Вообще в пределах психологического рассмотрения такая концепция зрителя и непротиворечива и достаточна. Для искусствоведения, однако, этого мало. Сама по себе зрительская активность, даже в не специфических для театра ситуациях (например, в ситуации нетеатрального зрелища), как психологическая описана быть не может, а если может, то с существенной поправкой: как пишет специалист по зрелищам, не только театральный, но любой зритель, всякий зритель, оказывается, «обладает способностью к предвосхищению, к предугадыванию развертывающегося действия. Зрительское восприятие является интериоризованным выражением действия, движимого системой догадок» [23] . В том-то и сложность проблемы и программная «недостаточность» психологического понимания зрителя, что, оказывается, вопреки очевидности, и сам психический феномен восприятия и его актуальное развертывание диктуются внешними по отношению к психике, социальными факторами, в данном случае прямо — потребностью в общении с тем, что предстоит воспринять. На общеупотребительный язык это можно перевести, может быть, чуть однозначней, чем хотелось бы, зато ясно: зритель в театре воспринимает, но приходит в театр он вовсе не затем, чтобы «воспринимать», а затем, чтобы не брутально, но без всяких переносных смыслов — действовать. Потому и для того он и «воспринимает». Сценическое действие происходит не «при нем», а при его участии, иначе он не может.
23
Ратнер Я. Эстетические проблемы зрелищных искусств. М.,1980. С. 110
Такой поворот проблемы взывает к другого рода описаниям. Среди них крайне актуальным становится социологическое: «Общение со стороны зрителя осуществляется не просто некоторой личностью, а личностью, принявшей на себя роль зрителя, т. е. добровольно подчинившейся нормативам поведения (внешнего и внутреннего), предписанного даннойролью, и действующего уже «от роли»» [24] . Такой откровенно социологический подход, по видимости, абстрактней психологического. Но введенное социологическим словарем понятие роли как раз и позволяет ответить на существеннейший для театра вопрос о том, почему именно зритель воспринимает происходящее на сцене и воспринимает так, а не иначе. Ответ следует из самой постановки вопроса: потому что того требует роль зрителя, отличающаяся от других, жизненных ролей человека, который пришел смотреть или слушать спектакль.
24
Прозерский В. О коммуникативной функции искусства // Художник и публика. Л., 1981. С. 41.
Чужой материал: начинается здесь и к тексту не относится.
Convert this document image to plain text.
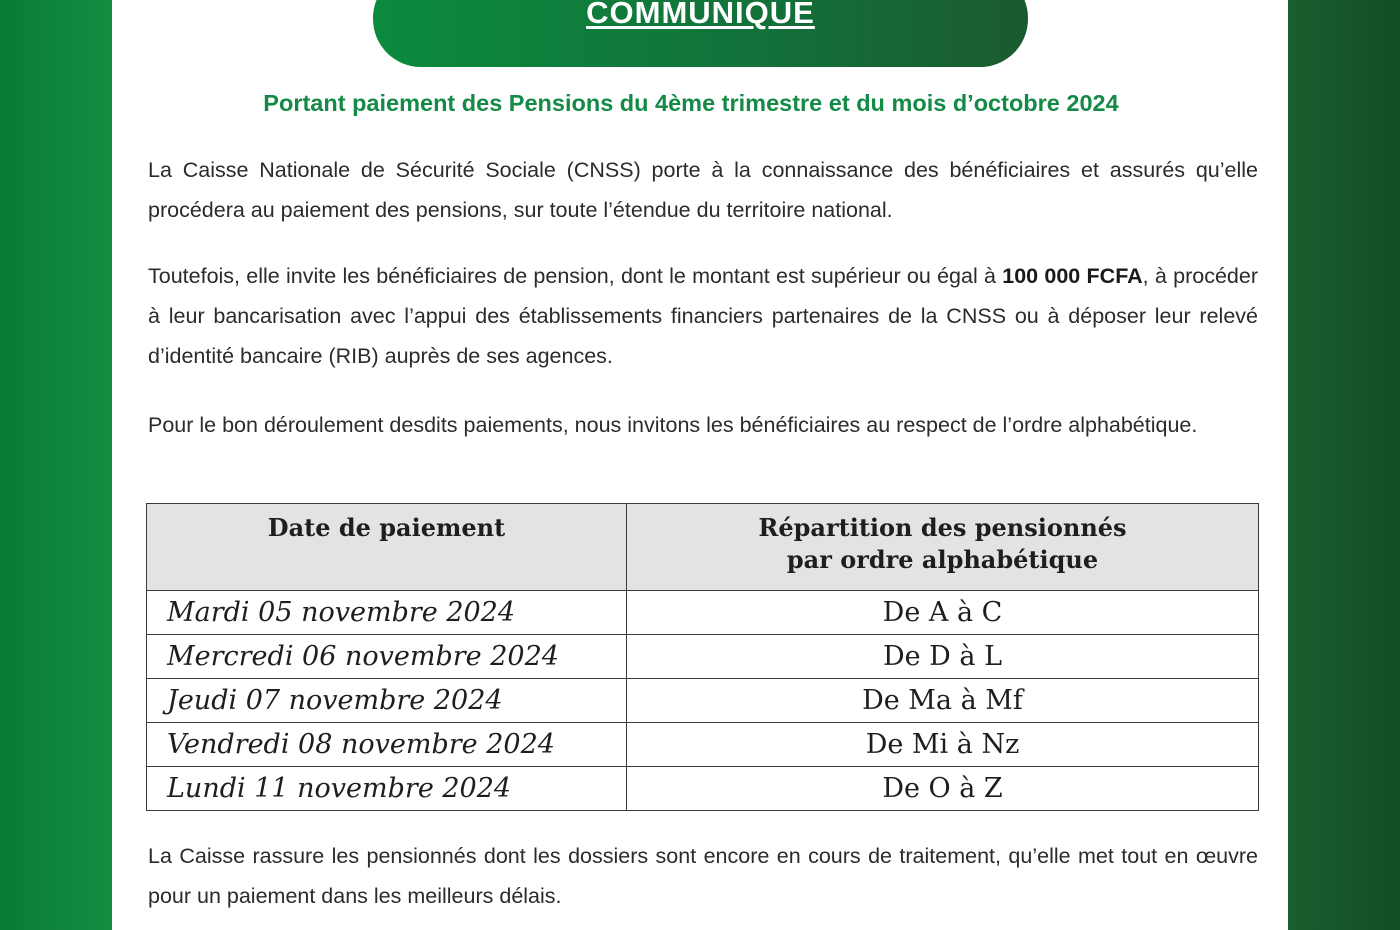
COMMUNIQUE
Portant paiement des Pensions du 4ème trimestre et du mois d’octobre 2024

La Caisse Nationale de Sécurité Sociale (CNSS) porte à la connaissance des bénéficiaires et assurés qu’elle procédera au paiement des pensions, sur toute l’étendue du territoire national.

Toutefois, elle invite les bénéficiaires de pension, dont le montant est supérieur ou égal à 100 000 FCFA, à procéder à leur bancarisation avec l’appui des établissements financiers partenaires de la CNSS ou à déposer leur relevé d’identité bancaire (RIB) auprès de ses agences.

Pour le bon déroulement desdits paiements, nous invitons les bénéficiaires au respect de l’ordre alphabétique.

Date de paiement	Répartition des pensionnés
par ordre alphabétique
Mardi 05 novembre 2024	De A à C
Mercredi 06 novembre 2024	De D à L
Jeudi 07 novembre 2024	De Ma à Mf
Vendredi 08 novembre 2024	De Mi à Nz
Lundi 11 novembre 2024	De O à Z

La Caisse rassure les pensionnés dont les dossiers sont encore en cours de traitement, qu’elle met tout en œuvre pour un paiement dans les meilleurs délais.
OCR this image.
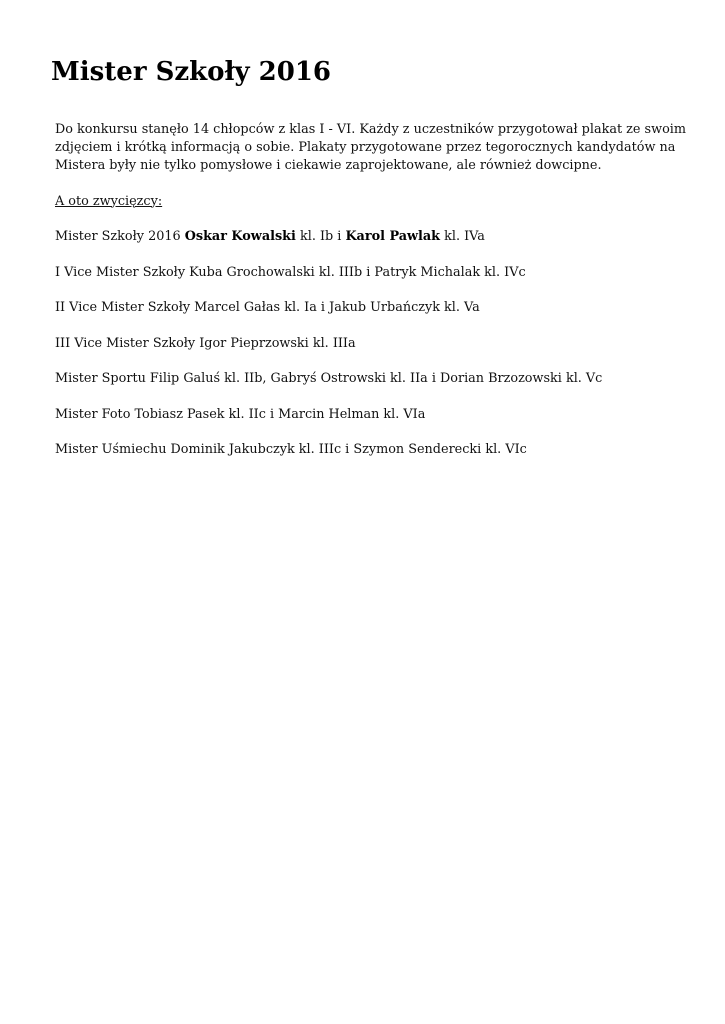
Mister Szkoły 2016

Do konkursu stanęło 14 chłopców z klas I - VI. Każdy z uczestników przygotował plakat ze swoim
zdjęciem i krótką informacją o sobie. Plakaty przygotowane przez tegorocznych kandydatów na
Mistera były nie tylko pomysłowe i ciekawie zaprojektowane, ale również dowcipne.

A oto zwycięzcy:

Mister Szkoły 2016 Oskar Kowalski kl. Ib i Karol Pawlak kl. IVa

I Vice Mister Szkoły Kuba Grochowalski kl. IIIb i Patryk Michalak kl. IVc

II Vice Mister Szkoły Marcel Gałas kl. Ia i Jakub Urbańczyk kl. Va

III Vice Mister Szkoły Igor Pieprzowski kl. IIIa

Mister Sportu Filip Galuś kl. IIb, Gabryś Ostrowski kl. IIa i Dorian Brzozowski kl. Vc

Mister Foto Tobiasz Pasek kl. IIc i Marcin Helman kl. VIa

Mister Uśmiechu Dominik Jakubczyk kl. IIIc i Szymon Senderecki kl. VIc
Отнюдь не формальной оказывается при таком подходе и сама возможность сопоставить зрителя с актером. Ведь актер, как и зритель, «сначала» человек, исполняющий жизненную роль: профессиональную роль актера. Если учесть собственно сценическую роль, в театре собираются три роли. В такой связи интересней не присваивать каждой из них номер в иерархии, а увидеть реально общее и реально приравнивающее одну к другой: в очевидной для социологии формуле «роль предписывает нормативы поведения» надо переставить акцент с нормативов на поведение. И тогда мы вновь, но на новом уровне, вернемся к типу такого поведения, именно — действию.
Попытаемся смоделировать элементарную частичку наиболее просто сделанного действия: акция — реакция. Отнесем ее к самому началу спектакля. На сцене Он и Она. Он говорит: я Вас люблю. Она отвечает: Нет, это я Вас люблю. Зрители еще не успели познакомиться с актерами, успели только расслышать две реплики диалога. Но не обе эти реплики — уже первую из них они «воспринимают», осознанно или неосознанно с вопросом: так ли? Любит ли? Зрители говорят станиславское «не верю» или «верю». И это значит в первом случае, что актер, если репетировал роль любящего, вынужден что-то предпринять, чтоб не только Она, но и зрители поверили его игре, утвердили наконец его трактовку роли. Если зрители поверили сразу, это тоже значит для актера немало. Хотя бы то, что он некоторое время может не заботиться доказательствами любви своего героя. В любом случае его игра будет внятно скорректирована. То же с его партнершей. Мнение зала насчет того, любит Он Ее или нет, автоматически заставит ее произнести заготовленное «Нет, люблю я» в каждом случае не так, как в другом, и в обоих — не так, как на репетиции.